AMPD2 is a critical enzyme catalyzing smooth muscle energy supply and metabolism; however, its cellular biological function and clinical implication in colorectal cancer (CRC) are largely unknown.

AIM

To clarify the role of AMPD2 in CRC and study the pathway and prognostic value of its role.

METHODS

AMPD2 expression was analyzed by integrated bioinformatics analysis based on TCGA data sets and immunohistochemistry in tissue microarrays, and the correlation between AMPD2 expression and clinicopathological parameters, Notch3 expression, and prognostic features was assessed. Gene Ontology and Kyoto Encyclopedia of Genes and Genomes analysis were then performed to investigate the regulatory pathway involved. The effects of AMPD2 expression on CRC cells and Notch3 protein expression were investigated by downregulation and overexpression of AMPD2.

RESULTS

AMPD2 mRNA was significantly overexpressed in tumor tissue when compared with normal tissue in a cohort of the TCGA-COAD data set. Biological function enrichment analysis indicated that the Notch pathway strongly correlated with AMPD2 expression, and that the expression of Notch3 and JAG2 mRNA was positively associated with AMPD2 in CRC tissues. In vitro, AMPD2 overexpression markedly reduced Notch3 protein expression in CRC cells, while knockdown of AMPD2 showed the opposite findings. In addition, protein expression was significantly up-regulated in our CRC cohort as indicated by tissue microarray analysis. High expression of AMPD2 protein correlated with advanced depth of tumor and poor differentiation. Furthermore, high AMPD2 expression in CRC tissues was an indicator of poor outcome for CRC patients.

CONCLUSION

AMPD2 is commonly overexpressed in CRC, and acts as a metabolism oncogene to induce CRC progression through the Notch signaling pathway. Thus, AMPD2 may be a novel prognostic biomarker for CRC.

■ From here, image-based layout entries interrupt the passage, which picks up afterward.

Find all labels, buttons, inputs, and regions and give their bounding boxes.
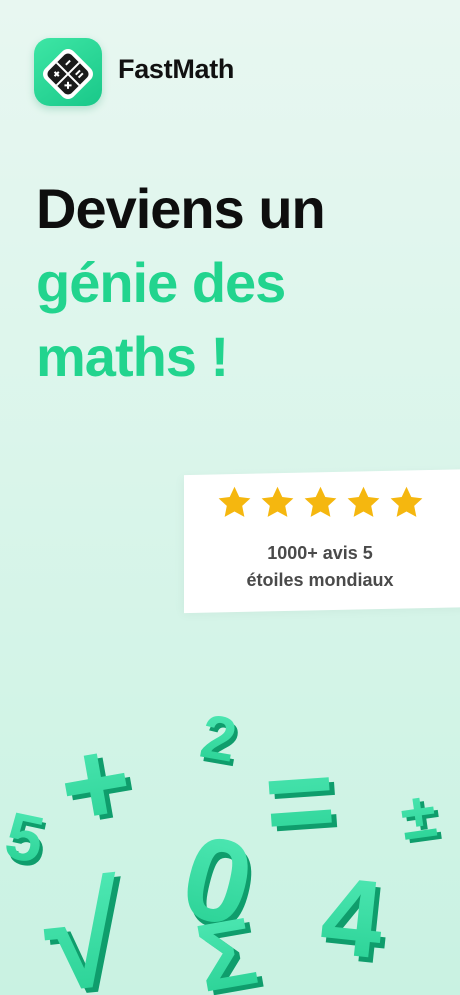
sigma-symbol: Σ Σ [189,897,270,995]
star-rating [216,484,436,521]
star-icon [218,486,251,517]
svg-text:+: + [49,711,141,855]
star-icon [261,486,294,517]
calculator-logo-icon [43,49,93,99]
two-symbol: 2 2 [196,702,245,781]
svg-text:=: = [260,731,339,870]
plus-symbol: + + [49,711,147,859]
rating-caption-line-1: 1000+ avis 5 [267,543,373,563]
headline: Deviens un génie des maths ! [36,172,326,394]
star-icon [304,486,337,517]
square-root-symbol: √ √ [37,856,136,995]
headline-line-2: génie des [36,251,286,314]
star-icon [390,486,423,517]
rating-caption-line-2: étoiles mondiaux [246,570,394,590]
plus-minus-symbol: ± ± [396,778,445,858]
rating-caption: 1000+ avis 5 étoiles mondiaux [200,540,440,594]
four-symbol: 4 4 [315,854,393,988]
headline-line-3: maths ! [36,325,229,388]
app-name: FastMath [118,54,235,84]
headline-line-1: Deviens un [36,177,326,240]
svg-text:4: 4 [315,854,389,983]
app-logo-icon [34,38,102,106]
math-symbols-illustration: 5 5 + + 2 2 √ √ 0 0 Σ Σ = = 4 4 ± ± [0,702,445,995]
star-icon [347,486,380,517]
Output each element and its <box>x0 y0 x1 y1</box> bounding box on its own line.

Keywords: Colorectal cancer, AMPD2, Notch3, Tumor metabolism, Poor prognosis, Biomarkers

Core tip: In this study, we summarized and analyzed the mRNA expression data of TCGA-COAD and obtained the expression features of AMPD2 in cancer tissues and adjacent tissues in patients with colorectal cancer. We constructed cell samples that were not subjected to high-throughput sequencing of RNA-seq, and although the results were closer to clinical reality, in the case of verification experiments, the probability of false negatives was increased. In addition, our cytology validation experiments need to be carried out in more detail, and our colorectal cancer cohort sample was only 201 cases. We expect to add cytological evidence and a large sample of prospective prognostic cohorts in subsequent studies.